I wonder how these officers can get away with so much? On this side of the pond there would be riots! (I am not kidding about that, after the Brixton and other riots the Police and Criminal evidence act was brought into effect which laid down the rules for search, detention, questioning and investigations.) More recently there has been the case in the UK where a member of the public died after being struck by a police officer. The jury at the coroners court have returned a verdict of unlawful killing.

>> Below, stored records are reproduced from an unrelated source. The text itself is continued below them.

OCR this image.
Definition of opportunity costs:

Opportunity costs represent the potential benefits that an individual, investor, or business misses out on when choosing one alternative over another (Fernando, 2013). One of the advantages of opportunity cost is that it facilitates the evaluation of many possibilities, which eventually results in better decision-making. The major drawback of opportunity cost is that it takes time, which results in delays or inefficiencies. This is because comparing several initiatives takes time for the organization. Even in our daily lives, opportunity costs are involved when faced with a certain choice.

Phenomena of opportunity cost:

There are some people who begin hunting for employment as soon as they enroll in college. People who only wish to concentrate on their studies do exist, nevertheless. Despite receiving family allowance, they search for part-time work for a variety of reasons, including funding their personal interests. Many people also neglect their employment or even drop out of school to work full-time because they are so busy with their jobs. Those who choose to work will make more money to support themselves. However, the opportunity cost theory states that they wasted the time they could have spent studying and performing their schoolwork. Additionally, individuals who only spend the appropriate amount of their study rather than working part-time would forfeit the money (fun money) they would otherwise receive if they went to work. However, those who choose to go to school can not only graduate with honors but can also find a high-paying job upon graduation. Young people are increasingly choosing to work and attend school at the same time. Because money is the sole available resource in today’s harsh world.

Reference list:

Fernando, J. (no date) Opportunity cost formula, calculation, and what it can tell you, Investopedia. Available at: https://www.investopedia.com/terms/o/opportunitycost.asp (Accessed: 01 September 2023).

If you are up to it you may read the coroners summing up to the jury.

Part 1

Part 2

Part 3

On the issue of custody, the London Evening Standard had an article about independent custody visitors who monitor the custody suites and detainees welfare.

Anonymous said...

Family sues officer, city over 2008 police shooting in Gatineau
Leclairs calling for probe since February '09
A Gatineau family is suing the City of Gatineau and a Gatineau police officer over the fatal police shooting of 35-year-old David Leclair in 2008.
The $430,000 civil suit was filed on June 23, just five days before the three-year deadline for civil actions. Leclair was shot on June 28, 2008, during a confrontation with Gatineau police officer Pierre-François Blais.
Leclair was the youngest of nine siblings and had custody of his daughter Britney, then nine years old, at the time of the shooting.
Donna Leclair, one of his sisters, said Thursday that his family will not stop asking the Quebec government for a public inquiry, which they have been fighting for since February 2009 when an investigation by the Sûreté du Québec cleared Blais of wrongdoing in Leclair's death. The officer had gone to Leclair's home to arrest him in relation to assault allegations.
"We're not giving up, we're not going away, we're not shutting up," Donna Leclair said. "You can't shoot someone in the back and think it's OK and think that we're going to shut our mouths and go away. Bottom line is, we are not taking no for an answer."
A coroner's report said David Leclair was shot three times: once in the right arm, once in the left arm, and once in the back. The report described David Leclair as "violent" and "menacing" during the attack. The report found that Blais "feared for his life" during the confrontation when David Leclair "seized an iron bar and threatened the officer."
Donna Leclair said her youngest brother's death has been hard on the family. Britney, now 12, has been growing up without a father, his mother Dorothy Leclair and others in the family watched the shooting unfold, and Donna Leclair lives with the memory of hearing his last words.
"How do you get on with that?" she asked. "We live it every minute.
"We're trying every legal avenue that we have at our disposal to have recognition, to get our story out there, and to get justice and peace and closure for us and for David. Because what this officer did is not OK, and his employers, too, have to pay the price."
The civil suit alleges that the coroner's investigation got its information from Blais, and not five witnesses who saw the confrontation. It also alleges that Blais acted in an uncaring, illegal and abusive way by not waiting for backup, that pulling out his gun showed a lack of judgment, that he used excessive force and that he lost control of the situation.
The suit alleges that the City of Gatineau, meanwhile, employs a police officer who doesn't care about people's lives, did not give him adequate training and did not suspend him while they looked into the matter.

Anonymous said...

in the case of pierre francois Blais who assaulted a 73 year old woman and killed her son David Leclair in gatineau, pictures at the scene show Blais wearing an illegal military combat uniform so it is clear that David leclair might have concluded that Blais was an intruder and leclair simply wanted to defend and protect his family against what he perceived to be a crazed mad man not a cop.

Anonymous said...

Pierre-François Blais of Gatineau police is back in trouble again. He has been charged in 2 other incidents. Charged with assault, racism, torturing a man in his custody by turning on car heater in the middle of August, use foul language, writing a false report and fabricating evidence. He has been ordered for 2 separate disciplinary hearings from April 2016 to June 2016.